The proposed rules provide that "[i]t is an unfair method of competition for an employer to enter into or attempt to enter into a noncompete clause with a worker; maintain with a worker a noncompete clause; or represent to a worker that the worker is subject to a noncompete clause where the employer has no good faith basis to believe that the worker is subject to an enforceable noncompete clause." They require employers to rescind any pre-existing noncompete agreements, and to notify employees of the rescission and of the new FTC rules barring such provisions. They exempt only noncompetes entered into as part of the sale of a business or substantially all the assets of a business. ("entered into by a person who is selling a business entity or otherwise disposing of all of the person's ownership interest in the business entity, or by a person who is selling all or substantially all of a business entity's operating assets, when the person restricted by the noncompete clause is a substantial owner of, or substantial member or substantial partner in, the business entity at the time the person enters into the noncompete clause.”)  And they purport to preempt all inconsistent state laws of any kind.

The proposed rules make no pretense of being limited to "business entities" or "workers" who operate across state lines or otherwise engage in interstate commerce.  

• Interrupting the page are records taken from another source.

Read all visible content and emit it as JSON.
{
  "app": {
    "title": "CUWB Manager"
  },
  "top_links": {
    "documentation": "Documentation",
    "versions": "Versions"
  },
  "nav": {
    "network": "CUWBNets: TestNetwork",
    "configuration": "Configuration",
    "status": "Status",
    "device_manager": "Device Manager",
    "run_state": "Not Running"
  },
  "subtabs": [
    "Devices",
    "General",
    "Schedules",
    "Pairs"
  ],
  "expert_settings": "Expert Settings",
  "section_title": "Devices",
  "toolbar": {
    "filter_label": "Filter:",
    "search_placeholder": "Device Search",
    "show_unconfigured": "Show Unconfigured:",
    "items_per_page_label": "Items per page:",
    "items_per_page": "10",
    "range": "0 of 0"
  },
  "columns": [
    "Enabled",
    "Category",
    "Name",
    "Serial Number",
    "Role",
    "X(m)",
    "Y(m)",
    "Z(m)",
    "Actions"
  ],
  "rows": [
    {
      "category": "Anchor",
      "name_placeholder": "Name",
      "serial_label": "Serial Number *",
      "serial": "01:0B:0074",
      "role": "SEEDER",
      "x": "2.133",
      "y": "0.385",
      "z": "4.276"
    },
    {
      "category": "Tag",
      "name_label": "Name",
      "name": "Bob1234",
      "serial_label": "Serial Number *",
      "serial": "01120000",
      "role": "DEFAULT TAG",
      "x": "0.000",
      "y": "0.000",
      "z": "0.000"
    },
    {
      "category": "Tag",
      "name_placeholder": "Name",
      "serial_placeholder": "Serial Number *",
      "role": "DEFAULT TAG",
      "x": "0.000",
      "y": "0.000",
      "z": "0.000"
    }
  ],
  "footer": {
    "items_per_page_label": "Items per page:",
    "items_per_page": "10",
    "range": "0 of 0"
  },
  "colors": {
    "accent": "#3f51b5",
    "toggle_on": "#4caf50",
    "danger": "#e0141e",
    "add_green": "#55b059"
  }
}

The proposed rules will effectively nullify state law in 49 of the 50 states (excepting California) and create federal preemption over a regulatory field previously left to the states, without any accompanying federal legislation. The FTC claims that the proposed rules will result in a $300 billion per year increase in wages across the economy. While the agency alludes to "studies," the empirical basis for that assertion is unclear. The agency does not seem to have made any attempt to consider the impact of the proposed rules on employers, or to have anticipated any unintended consequences for employees. Nondisclosure agreements are specially cited as a type of contract which may fall under the "functional test" for a noncompete, but it must be presumed that a nonsolicitation agreement would also be considered a noncompete for purposes of the proposed rules under many, if not most circumstances. The FTC's press release claims "the proposed rule would generally not apply to other types of employment restrictions, like non-disclosure agreements," and the FTC gives lip service to presentation of trademark law, but the broad ban on nondisclosure agreements will likely impact employers' ability to satisfy the Uniform Trade Secrets Act's requirement of "reasonable measures" to maintain the secrecy of trade secrets, as that has traditionally been held to include nondisclosure agreements and often noncompetes as well.

DISCLAIMER: Because of the generality of this update, the information provided herein may not be applicable in all situations and should not be acted upon without specific legal advice based on particular situations.